Aud ref cite for NYRSF article -- is it online?

DGH: Almost. We have electronic copies.

PNH: Delivered to your door by a dray of horses.

Aud: Na No Wri Mo

PNH: Yah, writer grows, et cetera. Just an anchor point to keep you working. Not necessary critiques. Also downsides to work story process -- overworkshopped.

MS: TNH -- "Workshop Freezer Burn". Certain types of criticism are _easy_ to make in a workshop when you can't think of anything else to say. E.g., X character, I wanted to know more about his backstory.

DGH / PNH: The workshop is the reason that a short story is now 10,000 words, rather than 4,000 words.

JS: Beware Envious Writers who don't want you to succeed.

PNH / DGH: Will never be to your work as a reader. Heinlein _did_ edit himself.

EW: Heinlein got some _awful_ advice at Scribners -- who didn't know "attitude" from "altititude".

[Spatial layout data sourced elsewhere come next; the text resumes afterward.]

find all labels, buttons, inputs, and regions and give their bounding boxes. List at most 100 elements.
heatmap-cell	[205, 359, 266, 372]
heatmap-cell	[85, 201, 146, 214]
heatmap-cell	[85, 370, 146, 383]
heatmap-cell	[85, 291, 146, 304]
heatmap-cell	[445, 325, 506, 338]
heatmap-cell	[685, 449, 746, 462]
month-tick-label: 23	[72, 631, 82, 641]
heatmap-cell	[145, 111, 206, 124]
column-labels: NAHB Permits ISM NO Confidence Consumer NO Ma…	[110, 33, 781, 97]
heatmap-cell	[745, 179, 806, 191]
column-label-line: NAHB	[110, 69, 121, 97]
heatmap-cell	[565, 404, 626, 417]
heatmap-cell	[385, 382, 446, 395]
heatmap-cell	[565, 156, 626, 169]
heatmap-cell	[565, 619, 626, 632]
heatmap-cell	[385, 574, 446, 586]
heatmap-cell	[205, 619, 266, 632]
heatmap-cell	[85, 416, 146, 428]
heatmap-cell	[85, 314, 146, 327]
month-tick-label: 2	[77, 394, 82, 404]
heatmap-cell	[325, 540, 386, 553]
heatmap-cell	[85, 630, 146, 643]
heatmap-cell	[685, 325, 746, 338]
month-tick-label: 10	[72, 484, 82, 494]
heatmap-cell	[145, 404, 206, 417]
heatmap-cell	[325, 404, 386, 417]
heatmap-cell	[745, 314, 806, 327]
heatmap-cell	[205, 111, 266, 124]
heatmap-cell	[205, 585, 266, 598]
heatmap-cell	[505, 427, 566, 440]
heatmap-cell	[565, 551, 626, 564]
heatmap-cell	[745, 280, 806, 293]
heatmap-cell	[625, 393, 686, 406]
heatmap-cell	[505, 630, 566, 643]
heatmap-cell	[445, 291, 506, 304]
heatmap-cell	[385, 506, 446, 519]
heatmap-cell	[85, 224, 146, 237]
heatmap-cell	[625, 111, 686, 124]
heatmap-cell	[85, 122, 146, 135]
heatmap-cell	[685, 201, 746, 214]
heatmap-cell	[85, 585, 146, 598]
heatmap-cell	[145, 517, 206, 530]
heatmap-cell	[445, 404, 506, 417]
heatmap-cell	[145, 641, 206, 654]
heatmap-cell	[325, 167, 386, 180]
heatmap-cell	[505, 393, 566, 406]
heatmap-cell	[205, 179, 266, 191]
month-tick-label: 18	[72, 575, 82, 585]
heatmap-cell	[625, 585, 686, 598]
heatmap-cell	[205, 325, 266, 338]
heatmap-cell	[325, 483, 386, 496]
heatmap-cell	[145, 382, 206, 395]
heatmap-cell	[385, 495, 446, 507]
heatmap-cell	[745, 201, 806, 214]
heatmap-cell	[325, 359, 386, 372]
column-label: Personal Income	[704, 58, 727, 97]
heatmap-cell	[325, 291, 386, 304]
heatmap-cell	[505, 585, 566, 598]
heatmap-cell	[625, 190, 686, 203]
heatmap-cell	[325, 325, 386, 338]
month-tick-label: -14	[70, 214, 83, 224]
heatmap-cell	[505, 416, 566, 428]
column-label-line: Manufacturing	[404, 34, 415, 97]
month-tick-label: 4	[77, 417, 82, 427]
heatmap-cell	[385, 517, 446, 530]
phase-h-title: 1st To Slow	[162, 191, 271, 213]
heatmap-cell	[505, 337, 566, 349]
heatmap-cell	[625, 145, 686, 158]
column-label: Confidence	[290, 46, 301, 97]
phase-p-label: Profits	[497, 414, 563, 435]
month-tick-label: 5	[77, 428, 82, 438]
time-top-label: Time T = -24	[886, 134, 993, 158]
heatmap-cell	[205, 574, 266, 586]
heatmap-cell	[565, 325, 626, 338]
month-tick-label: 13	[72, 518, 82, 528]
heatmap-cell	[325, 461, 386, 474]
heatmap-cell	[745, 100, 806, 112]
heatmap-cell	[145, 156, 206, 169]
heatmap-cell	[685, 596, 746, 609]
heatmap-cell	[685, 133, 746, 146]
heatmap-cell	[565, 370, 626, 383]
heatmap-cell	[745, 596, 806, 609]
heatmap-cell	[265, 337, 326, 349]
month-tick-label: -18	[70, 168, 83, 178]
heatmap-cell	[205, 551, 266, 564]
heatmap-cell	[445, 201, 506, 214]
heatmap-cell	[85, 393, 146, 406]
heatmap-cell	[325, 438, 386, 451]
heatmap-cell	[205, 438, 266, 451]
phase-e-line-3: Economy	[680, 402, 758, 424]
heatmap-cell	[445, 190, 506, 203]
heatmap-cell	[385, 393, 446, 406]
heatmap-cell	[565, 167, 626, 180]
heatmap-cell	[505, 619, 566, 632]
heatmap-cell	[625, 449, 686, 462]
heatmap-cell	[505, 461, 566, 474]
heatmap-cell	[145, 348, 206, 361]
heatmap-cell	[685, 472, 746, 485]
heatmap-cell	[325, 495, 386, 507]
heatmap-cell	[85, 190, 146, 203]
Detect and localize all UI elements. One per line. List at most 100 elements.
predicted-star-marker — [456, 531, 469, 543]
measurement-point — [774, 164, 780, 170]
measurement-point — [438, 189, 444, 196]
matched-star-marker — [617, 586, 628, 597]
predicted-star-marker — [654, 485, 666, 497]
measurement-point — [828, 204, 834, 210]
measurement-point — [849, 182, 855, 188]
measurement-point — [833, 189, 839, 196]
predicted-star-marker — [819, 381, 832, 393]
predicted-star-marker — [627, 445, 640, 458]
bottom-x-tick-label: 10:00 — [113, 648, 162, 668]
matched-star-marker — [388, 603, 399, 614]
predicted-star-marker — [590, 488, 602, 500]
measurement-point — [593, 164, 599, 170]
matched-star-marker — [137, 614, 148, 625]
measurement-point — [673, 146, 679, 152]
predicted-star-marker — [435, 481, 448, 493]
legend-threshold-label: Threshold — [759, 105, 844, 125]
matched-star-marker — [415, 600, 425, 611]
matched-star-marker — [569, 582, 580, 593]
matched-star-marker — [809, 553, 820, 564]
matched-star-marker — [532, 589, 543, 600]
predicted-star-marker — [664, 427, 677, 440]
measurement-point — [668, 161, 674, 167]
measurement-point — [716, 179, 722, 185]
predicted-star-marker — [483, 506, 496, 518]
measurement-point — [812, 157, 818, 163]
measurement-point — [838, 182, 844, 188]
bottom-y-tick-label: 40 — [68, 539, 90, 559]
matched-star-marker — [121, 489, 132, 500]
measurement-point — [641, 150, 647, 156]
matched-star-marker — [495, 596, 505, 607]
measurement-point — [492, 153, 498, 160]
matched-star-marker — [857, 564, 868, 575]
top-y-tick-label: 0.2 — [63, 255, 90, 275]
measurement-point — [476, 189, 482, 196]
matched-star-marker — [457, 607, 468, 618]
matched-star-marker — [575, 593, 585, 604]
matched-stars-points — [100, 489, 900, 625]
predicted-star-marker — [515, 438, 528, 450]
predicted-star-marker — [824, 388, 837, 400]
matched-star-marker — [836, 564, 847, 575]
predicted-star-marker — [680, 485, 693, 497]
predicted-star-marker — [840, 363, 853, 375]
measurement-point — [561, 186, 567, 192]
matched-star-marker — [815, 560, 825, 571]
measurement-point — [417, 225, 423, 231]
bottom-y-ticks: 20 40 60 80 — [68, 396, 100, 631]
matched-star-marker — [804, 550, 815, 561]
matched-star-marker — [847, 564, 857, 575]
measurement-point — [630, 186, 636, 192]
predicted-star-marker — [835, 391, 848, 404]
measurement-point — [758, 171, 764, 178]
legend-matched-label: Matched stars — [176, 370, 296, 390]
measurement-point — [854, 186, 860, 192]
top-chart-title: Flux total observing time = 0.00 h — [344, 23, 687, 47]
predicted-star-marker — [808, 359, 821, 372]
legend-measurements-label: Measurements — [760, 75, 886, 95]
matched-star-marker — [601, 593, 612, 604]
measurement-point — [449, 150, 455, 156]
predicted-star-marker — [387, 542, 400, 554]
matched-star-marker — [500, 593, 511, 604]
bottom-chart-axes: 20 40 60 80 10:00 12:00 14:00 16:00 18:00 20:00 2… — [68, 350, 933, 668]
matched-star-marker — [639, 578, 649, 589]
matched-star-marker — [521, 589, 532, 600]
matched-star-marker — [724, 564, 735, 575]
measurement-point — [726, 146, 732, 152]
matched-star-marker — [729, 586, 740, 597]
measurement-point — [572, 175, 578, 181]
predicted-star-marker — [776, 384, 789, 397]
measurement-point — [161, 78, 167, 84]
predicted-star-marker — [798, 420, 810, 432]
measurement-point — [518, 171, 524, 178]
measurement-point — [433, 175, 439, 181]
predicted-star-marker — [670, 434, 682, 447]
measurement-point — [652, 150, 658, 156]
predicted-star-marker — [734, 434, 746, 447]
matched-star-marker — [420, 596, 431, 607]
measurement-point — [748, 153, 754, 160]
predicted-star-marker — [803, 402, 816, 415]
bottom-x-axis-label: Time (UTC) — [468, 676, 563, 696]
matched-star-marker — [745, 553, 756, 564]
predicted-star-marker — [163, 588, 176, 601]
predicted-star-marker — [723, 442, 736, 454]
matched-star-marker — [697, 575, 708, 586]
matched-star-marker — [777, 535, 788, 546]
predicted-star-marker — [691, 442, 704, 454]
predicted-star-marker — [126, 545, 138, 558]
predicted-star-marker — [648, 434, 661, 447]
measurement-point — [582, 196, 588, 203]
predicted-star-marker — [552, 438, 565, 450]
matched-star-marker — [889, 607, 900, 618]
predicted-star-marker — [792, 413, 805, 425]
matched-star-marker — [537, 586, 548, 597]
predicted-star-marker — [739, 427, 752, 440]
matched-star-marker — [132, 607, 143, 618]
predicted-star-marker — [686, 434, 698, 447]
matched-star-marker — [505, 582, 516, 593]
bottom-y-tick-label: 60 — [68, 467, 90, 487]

PNH: Some folks took stuff he said overly literally.

MB: Some advice works better for a pro than for a starting author. What's the most important piece of advice?

EW: Enjoy what you wrote.

JS: Have the hide of a rhinoceros and the heart of a poet.

DGH: Decide not to do it. Get a good editor to do it.

PNH: Double vision: author / reader.

MB: If you have imagination enough to be a writer, you should have imagination enough to be an editor.